On the New York Mercantile Exchange, crude oil for delivery in August slumped to a session low of $103.64 a barrel on Friday, the weakest since June 12, before trimming losses to end the week at $103.77, down 0.28%, or 29 cents.

Trading volumes were thin on Friday, as U.S. markets remained closed for the Fourth of July holiday.

Oil futures were likely to find support at $103.12 a barrel, the low from June 10 and resistance at $105.53 a barrel, the high from July 2.

For the week, Nymex oil futures tumbled 1.86%, or $1.97 a barrel, the second consecutive weekly loss.

Elsewhere, on the ICE Futures Exchange in London, Brent oil for August delivery hit $110.56 a barrel on Friday, the lowest since June 12, before settling at $110.64, down 0.32%, or 36 cents.

The August Brent contract lost 2.34%, or $2.66 a barrel, on the week, the biggest weekly decline in six months.

Meanwhile the spread between the Brent and the WTI crude contracts stood at $6.87 a barrel by close of trade on Friday, compared to $7.56 in the preceding week.

Investors continued to unwind positions that had priced in the possibility of major supply disruptions stemming from violence in Libya and Iraq.

Libyan rebels agreed to open two of its ports for oil exports earlier in the week.
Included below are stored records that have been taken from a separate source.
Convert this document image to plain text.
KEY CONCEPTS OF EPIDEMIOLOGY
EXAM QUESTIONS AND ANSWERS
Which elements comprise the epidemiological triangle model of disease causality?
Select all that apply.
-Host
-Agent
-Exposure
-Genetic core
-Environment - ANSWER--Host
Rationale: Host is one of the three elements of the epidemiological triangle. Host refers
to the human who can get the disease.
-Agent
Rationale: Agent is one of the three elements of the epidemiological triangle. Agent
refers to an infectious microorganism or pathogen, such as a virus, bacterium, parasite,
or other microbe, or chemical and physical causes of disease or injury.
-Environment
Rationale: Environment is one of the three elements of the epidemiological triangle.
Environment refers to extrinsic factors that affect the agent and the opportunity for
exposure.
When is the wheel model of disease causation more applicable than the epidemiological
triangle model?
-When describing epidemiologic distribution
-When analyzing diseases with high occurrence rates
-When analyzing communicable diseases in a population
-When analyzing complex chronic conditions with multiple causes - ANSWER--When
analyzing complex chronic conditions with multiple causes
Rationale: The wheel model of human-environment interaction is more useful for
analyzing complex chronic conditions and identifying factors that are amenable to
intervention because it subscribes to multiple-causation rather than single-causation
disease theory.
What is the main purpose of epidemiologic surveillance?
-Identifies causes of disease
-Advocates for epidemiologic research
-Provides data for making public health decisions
The two terminals have a capacity to export up to 560,000 barrels of oil a day.

Meanwhile, indications that Iraqi oil exports from the southern part of the country remained insulated from the sectarian violence that has swept the north in recent weeks also weighed.

Futures rallied to nine-month highs amid fears that an insurgency in northern Iraq would spread to the oil-rich south and disrupt the nation''s oil production.
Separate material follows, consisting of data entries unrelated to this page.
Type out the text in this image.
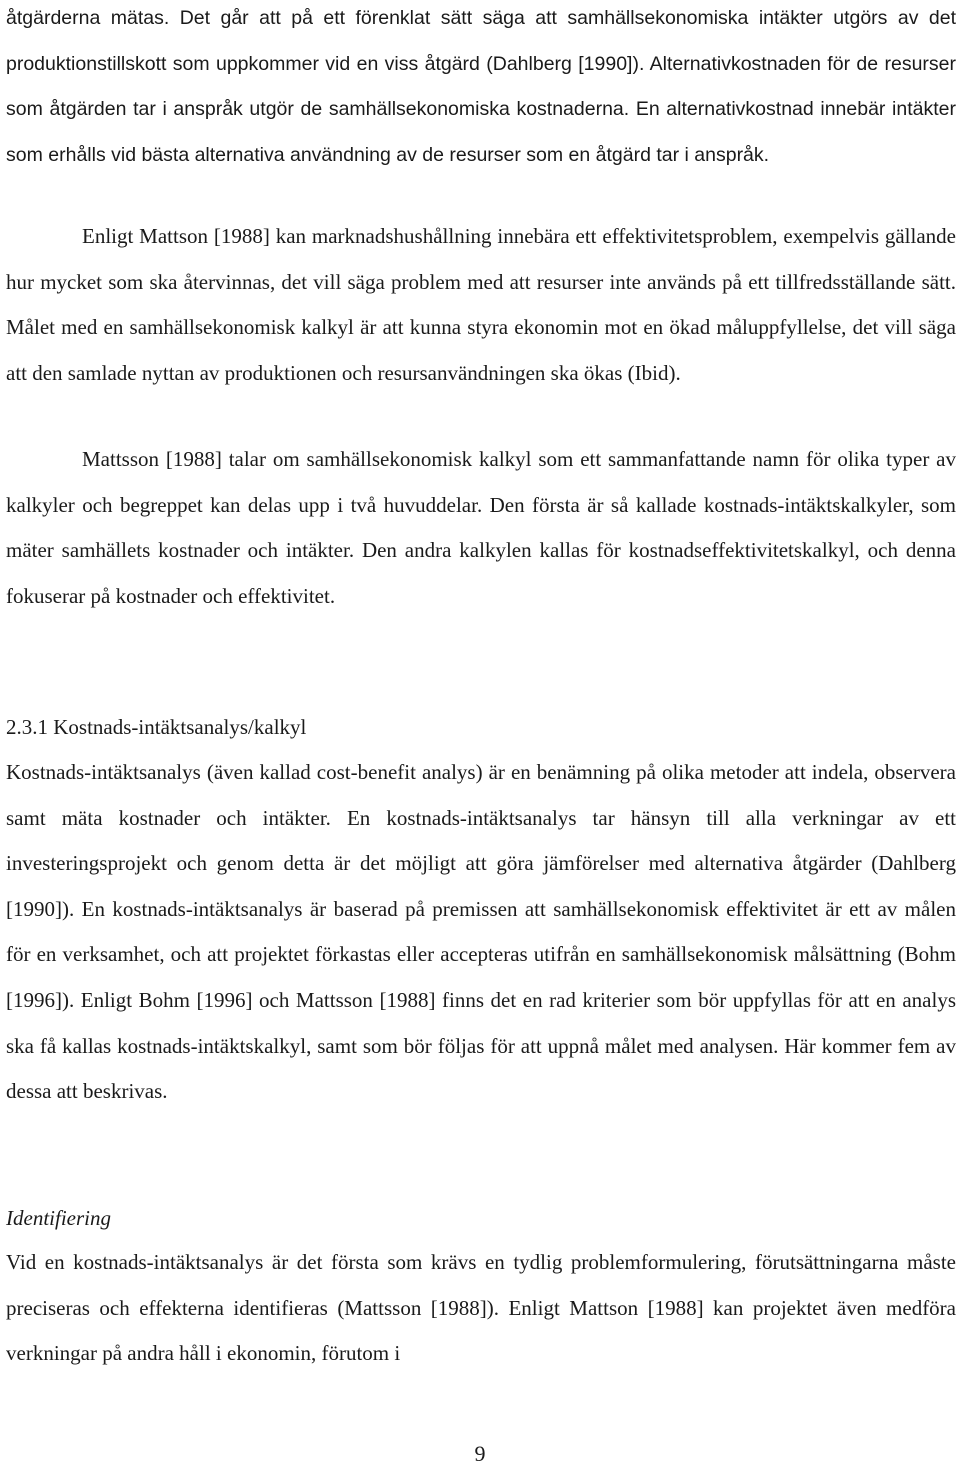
åtgärderna mätas. Det går att på ett förenklat sätt säga att samhällsekonomiska intäkter utgörs av det produktionstillskott som uppkommer vid en viss åtgärd (Dahlberg [1990]). Alternativkostnaden för de resurser som åtgärden tar i anspråk utgör de samhällsekonomiska kostnaderna. En alternativkostnad innebär intäkter som erhålls vid bästa alternativa användning av de resurser som en åtgärd tar i anspråk.

Enligt Mattson [1988] kan marknadshushållning innebära ett effektivitetsproblem, exempelvis gällande hur mycket som ska återvinnas, det vill säga problem med att resurser inte används på ett tillfredsställande sätt. Målet med en samhällsekonomisk kalkyl är att kunna styra ekonomin mot en ökad måluppfyllelse, det vill säga att den samlade nyttan av produktionen och resursanvändningen ska ökas (Ibid).

Mattsson [1988] talar om samhällsekonomisk kalkyl som ett sammanfattande namn för olika typer av kalkyler och begreppet kan delas upp i två huvuddelar. Den första är så kallade kostnads-intäktskalkyler, som mäter samhällets kostnader och intäkter. Den andra kalkylen kallas för kostnadseffektivitetskalkyl, och denna fokuserar på kostnader och effektivitet.

2.3.1 Kostnads-intäktsanalys/kalkyl

Kostnads-intäktsanalys (även kallad cost-benefit analys) är en benämning på olika metoder att indela, observera samt mäta kostnader och intäkter. En kostnads-intäktsanalys tar hänsyn till alla verkningar av ett investeringsprojekt och genom detta är det möjligt att göra jämförelser med alternativa åtgärder (Dahlberg [1990]). En kostnads-intäktsanalys är baserad på premissen att samhällsekonomisk effektivitet är ett av målen för en verksamhet, och att projektet förkastas eller accepteras utifrån en samhällsekonomisk målsättning (Bohm [1996]). Enligt Bohm [1996] och Mattsson [1988] finns det en rad kriterier som bör uppfyllas för att en analys ska få kallas kostnads-intäktskalkyl, samt som bör följas för att uppnå målet med analysen. Här kommer fem av dessa att beskrivas.

Identifiering

Vid en kostnads-intäktsanalys är det första som krävs en tydlig problemformulering, förutsättningarna måste preciseras och effekterna identifieras (Mattsson [1988]). Enligt Mattson [1988] kan projektet även medföra verkningar på andra håll i ekonomin, förutom i

9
Iraq produced approximately 3 million barrels a day of oil last month, making it OPEC’s second-biggest oil producer behind Saudi Arabia.
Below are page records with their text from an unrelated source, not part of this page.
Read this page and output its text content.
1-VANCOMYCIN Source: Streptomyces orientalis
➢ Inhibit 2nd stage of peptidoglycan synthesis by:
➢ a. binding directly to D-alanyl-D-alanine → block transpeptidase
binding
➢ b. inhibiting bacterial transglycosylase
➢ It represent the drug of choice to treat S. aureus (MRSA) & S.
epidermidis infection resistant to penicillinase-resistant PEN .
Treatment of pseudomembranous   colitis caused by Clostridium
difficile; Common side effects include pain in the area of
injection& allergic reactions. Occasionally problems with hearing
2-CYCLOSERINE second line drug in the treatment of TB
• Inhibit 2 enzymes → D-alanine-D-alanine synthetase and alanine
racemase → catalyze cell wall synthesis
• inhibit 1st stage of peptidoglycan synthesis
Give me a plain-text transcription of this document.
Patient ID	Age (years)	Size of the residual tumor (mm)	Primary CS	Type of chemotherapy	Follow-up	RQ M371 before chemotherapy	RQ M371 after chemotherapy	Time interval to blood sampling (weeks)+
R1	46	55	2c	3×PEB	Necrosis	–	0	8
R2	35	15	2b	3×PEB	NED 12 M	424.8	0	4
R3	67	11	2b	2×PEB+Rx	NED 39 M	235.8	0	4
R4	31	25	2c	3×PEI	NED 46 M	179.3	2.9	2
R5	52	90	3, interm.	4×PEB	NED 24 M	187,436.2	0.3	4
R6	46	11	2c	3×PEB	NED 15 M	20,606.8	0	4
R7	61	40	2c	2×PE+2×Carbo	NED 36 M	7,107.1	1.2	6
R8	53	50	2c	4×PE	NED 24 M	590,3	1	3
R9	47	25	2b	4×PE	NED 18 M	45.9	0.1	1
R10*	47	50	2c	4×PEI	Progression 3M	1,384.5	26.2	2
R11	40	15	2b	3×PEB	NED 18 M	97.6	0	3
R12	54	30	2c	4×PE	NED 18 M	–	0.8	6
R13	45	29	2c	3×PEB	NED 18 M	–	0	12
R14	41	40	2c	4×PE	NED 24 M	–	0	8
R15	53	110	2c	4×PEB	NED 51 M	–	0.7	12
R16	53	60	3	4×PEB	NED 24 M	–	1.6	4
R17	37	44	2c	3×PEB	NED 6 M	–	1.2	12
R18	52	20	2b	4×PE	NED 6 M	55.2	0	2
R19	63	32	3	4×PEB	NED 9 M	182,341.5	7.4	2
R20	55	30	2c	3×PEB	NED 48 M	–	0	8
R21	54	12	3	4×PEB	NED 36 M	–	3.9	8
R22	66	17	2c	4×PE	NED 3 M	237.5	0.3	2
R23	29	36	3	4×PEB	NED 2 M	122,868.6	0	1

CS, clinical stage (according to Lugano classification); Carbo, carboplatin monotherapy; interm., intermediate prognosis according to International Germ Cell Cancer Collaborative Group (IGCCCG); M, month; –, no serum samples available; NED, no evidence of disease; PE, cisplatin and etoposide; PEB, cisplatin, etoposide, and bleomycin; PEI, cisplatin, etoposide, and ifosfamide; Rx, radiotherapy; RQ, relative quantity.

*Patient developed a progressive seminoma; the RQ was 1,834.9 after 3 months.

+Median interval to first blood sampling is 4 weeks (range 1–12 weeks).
Upbeat U.S. jobs data released on Thursday failed to boost prices. The U.S. Department of Labor said non-farm payrolls rose by a seasonally adjusted 288,000 in June, easily surpassing expectations for an increase of 212,000.

The unemployment rate ticked down to a five-and-a-half year low of 6.1% from 6.3% in May. Analysts had expected the jobless rate to hold steady at 6.3% last month.

In the week ahead, investors will be focusing on Wednesdays’ minutes of the Federal Reserve’s June meeting, with few other major U.S. economic reports on the calendar.

Data from the Commodities Futures Trading Commission released Friday showed that hedge funds and money managers decreased their bullish bets in New York-traded oil futures in the week ending July 1.

Net longs totaled 330,148 contracts as of last week, down 4.4% from net longs of 345,283 in the preceding week.